Changes coming in southeast Atlanta neighborhood
The Atlanta Journal-Constitution
Building affordable rental units, instead of single-family homes, might be the way to save some neighborhoods struggling with high foreclosure numbers.
Columbia Residential will test that theory as it begins to build 100 rental townhomes in southeast Atlanta in the Edgewood neighborhood.
Jim Grauley, Columbia Residential president, said the company is having success doing the same thing in Marietta. "I don’t know that we could build and sell single-family homes right now if we wanted to.”
This time next year, the corner of Hardee and Hutchinson streets, in southeast Atlanta, will look dramatically different, thanks to funds from the federal Neighborhood Stabilization Program, Grauley said.
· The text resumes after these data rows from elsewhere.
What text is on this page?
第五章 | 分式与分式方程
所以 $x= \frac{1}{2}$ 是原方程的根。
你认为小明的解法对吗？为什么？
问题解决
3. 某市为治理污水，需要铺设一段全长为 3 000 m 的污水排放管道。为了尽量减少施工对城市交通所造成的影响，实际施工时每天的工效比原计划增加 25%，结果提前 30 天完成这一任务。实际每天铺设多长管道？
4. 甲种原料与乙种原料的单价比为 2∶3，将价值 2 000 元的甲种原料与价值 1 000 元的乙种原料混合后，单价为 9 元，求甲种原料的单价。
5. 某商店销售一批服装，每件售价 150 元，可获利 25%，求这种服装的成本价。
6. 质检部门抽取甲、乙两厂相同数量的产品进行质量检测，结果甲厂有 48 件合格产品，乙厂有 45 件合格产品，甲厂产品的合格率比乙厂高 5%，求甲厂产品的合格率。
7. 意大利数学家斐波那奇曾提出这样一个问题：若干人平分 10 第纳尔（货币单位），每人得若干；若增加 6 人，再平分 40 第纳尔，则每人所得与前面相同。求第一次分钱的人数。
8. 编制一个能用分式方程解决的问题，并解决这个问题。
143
The NSP is an effort through the U.S. Department of Housing and Urban Development to halt the slide of areas hit hard by foreclosure. It provides money to states, counties and cities to refurbish homes and then sell them. In 2009, during the first round of NSP funding, Georgia governments got $146 million, of which $16.2 million came to the city of Atlanta. Housing officials asked potential contractors to submit proposals. The first round of NSP funding preceded money authorized under the American Recovery and Reinvestment Act of 2009.
Some changes in the Edgewood neighborhood will be evident as early as Tuesday when a number of Atlanta dignitaries, including Mayor Kasim Reed, take a tour and participate in a groundbreaking for the townhomes. Columbia Townhomes at Edgewood, as it will be called, is a continuation of the neighborhood redevelopment project, which started several years ago.
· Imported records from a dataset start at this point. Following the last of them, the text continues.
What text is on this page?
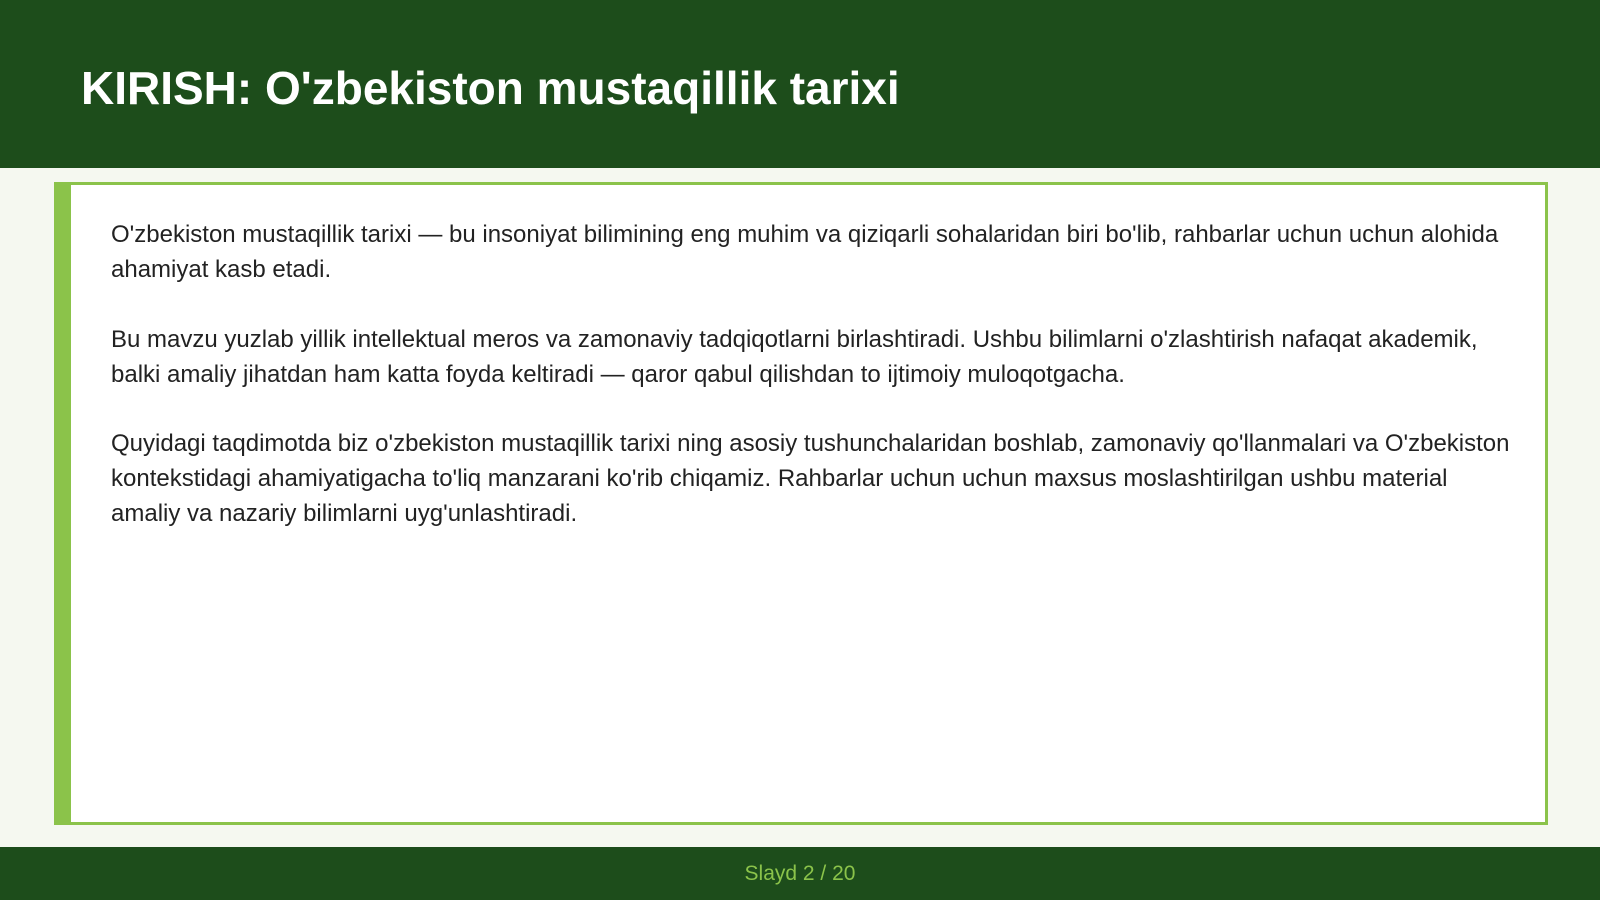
KIRISH: O'zbekiston mustaqillik tarixi

O'zbekiston mustaqillik tarixi — bu insoniyat bilimining eng muhim va qiziqarli sohalaridan biri bo'lib, rahbarlar uchun uchun alohida ahamiyat kasb etadi.

Bu mavzu yuzlab yillik intellektual meros va zamonaviy tadqiqotlarni birlashtiradi. Ushbu bilimlarni o'zlashtirish nafaqat akademik, balki amaliy jihatdan ham katta foyda keltiradi — qaror qabul qilishdan to ijtimoiy muloqotgacha.

Quyidagi taqdimotda biz o'zbekiston mustaqillik tarixi ning asosiy tushunchalaridan boshlab, zamonaviy qo'llanmalari va O'zbekiston kontekstidagi ahamiyatigacha to'liq manzarani ko'rib chiqamiz. Rahbarlar uchun uchun maxsus moslashtirilgan ushbu material amaliy va nazariy bilimlarni uyg'unlashtiradi.

Slayd 2 / 20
The location, the former home of Edgewood Apartments, is ideal, said the Rev. Toni Belin-Ingram, a board member of the area’s Whitefoord Community Program.
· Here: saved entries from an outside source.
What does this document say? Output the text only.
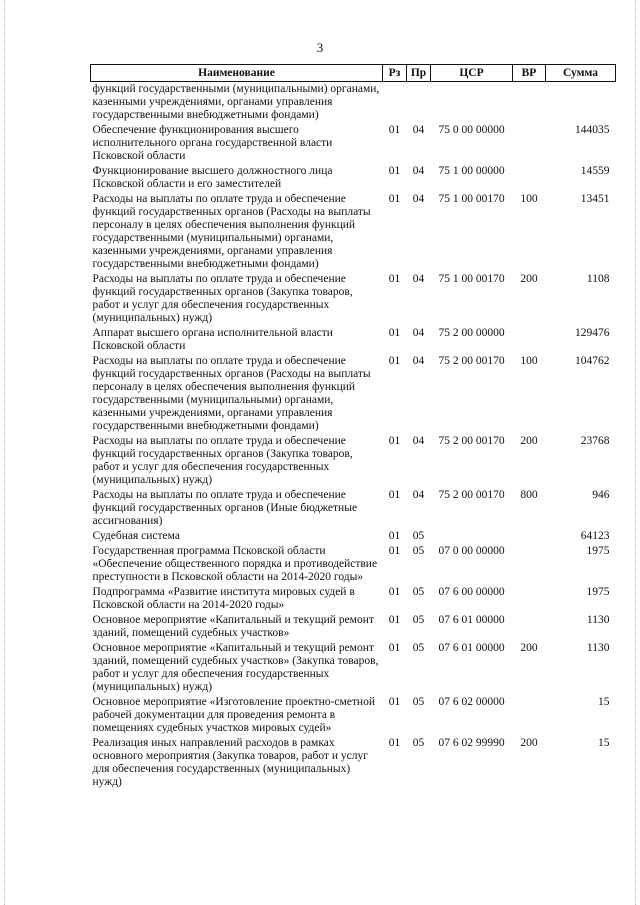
3
Наименование	Рз	Пр	ЦСР	ВР	Сумма
функций государственными (муниципальными) органами, казенными учреждениями, органами управления государственными внебюджетными фондами)					
Обеспечение функционирования высшего исполнительного органа государственной власти Псковской области	01	04	75 0 00 00000		144035
Функционирование высшего должностного лица Псковской области и его заместителей	01	04	75 1 00 00000		14559
Расходы на выплаты по оплате труда и обеспечение функций государственных органов (Расходы на выплаты персоналу в целях обеспечения выполнения функций государственными (муниципальными) органами, казенными учреждениями, органами управления государственными внебюджетными фондами)	01	04	75 1 00 00170	100	13451
Расходы на выплаты по оплате труда и обеспечение функций государственных органов (Закупка товаров, работ и услуг для обеспечения государственных (муниципальных) нужд)	01	04	75 1 00 00170	200	1108
Аппарат высшего органа исполнительной власти Псковской области	01	04	75 2 00 00000		129476
Расходы на выплаты по оплате труда и обеспечение функций государственных органов (Расходы на выплаты персоналу в целях обеспечения выполнения функций государственными (муниципальными) органами, казенными учреждениями, органами управления государственными внебюджетными фондами)	01	04	75 2 00 00170	100	104762
Расходы на выплаты по оплате труда и обеспечение функций государственных органов (Закупка товаров, работ и услуг для обеспечения государственных (муниципальных) нужд)	01	04	75 2 00 00170	200	23768
Расходы на выплаты по оплате труда и обеспечение функций государственных органов (Иные бюджетные ассигнования)	01	04	75 2 00 00170	800	946
Судебная система	01	05			64123
Государственная программа Псковской области «Обеспечение общественного порядка и противодействие преступности в Псковской области на 2014-2020 годы»	01	05	07 0 00 00000		1975
Подпрограмма «Развитие института мировых судей в Псковской области на 2014-2020 годы»	01	05	07 6 00 00000		1975
Основное мероприятие «Капитальный и текущий ремонт зданий, помещений судебных участков»	01	05	07 6 01 00000		1130
Основное мероприятие «Капитальный и текущий ремонт зданий, помещений судебных участков» (Закупка товаров, работ и услуг для обеспечения государственных (муниципальных) нужд)	01	05	07 6 01 00000	200	1130
Основное мероприятие «Изготовление проектно-сметной рабочей документации для проведения ремонта в помещениях судебных участков мировых судей»	01	05	07 6 02 00000		15
Реализация иных направлений расходов в рамках основного мероприятия (Закупка товаров, работ и услуг для обеспечения государственных (муниципальных) нужд)	01	05	07 6 02 99990	200	15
“It is close to schools, child care, churches, and there is good access to grocery stores and food programs,” said Belin-Ingram, who is also the pastor of Greater Smith Chapel African Methodist Episcopal Church.
Grauley said in this situation, rental worked better for the community and the economy.
“That is what people need and want," he said, "and you can still have the revitalization effect with rental units.”
Columbia Townhomes at Edgewood is part of a public-private partnership that includes groups and organizations such as the Zeist Foundation, the Mayson Avenue Cooperative, the state’s Department of Community Affairs and the Atlanta Housing Authority.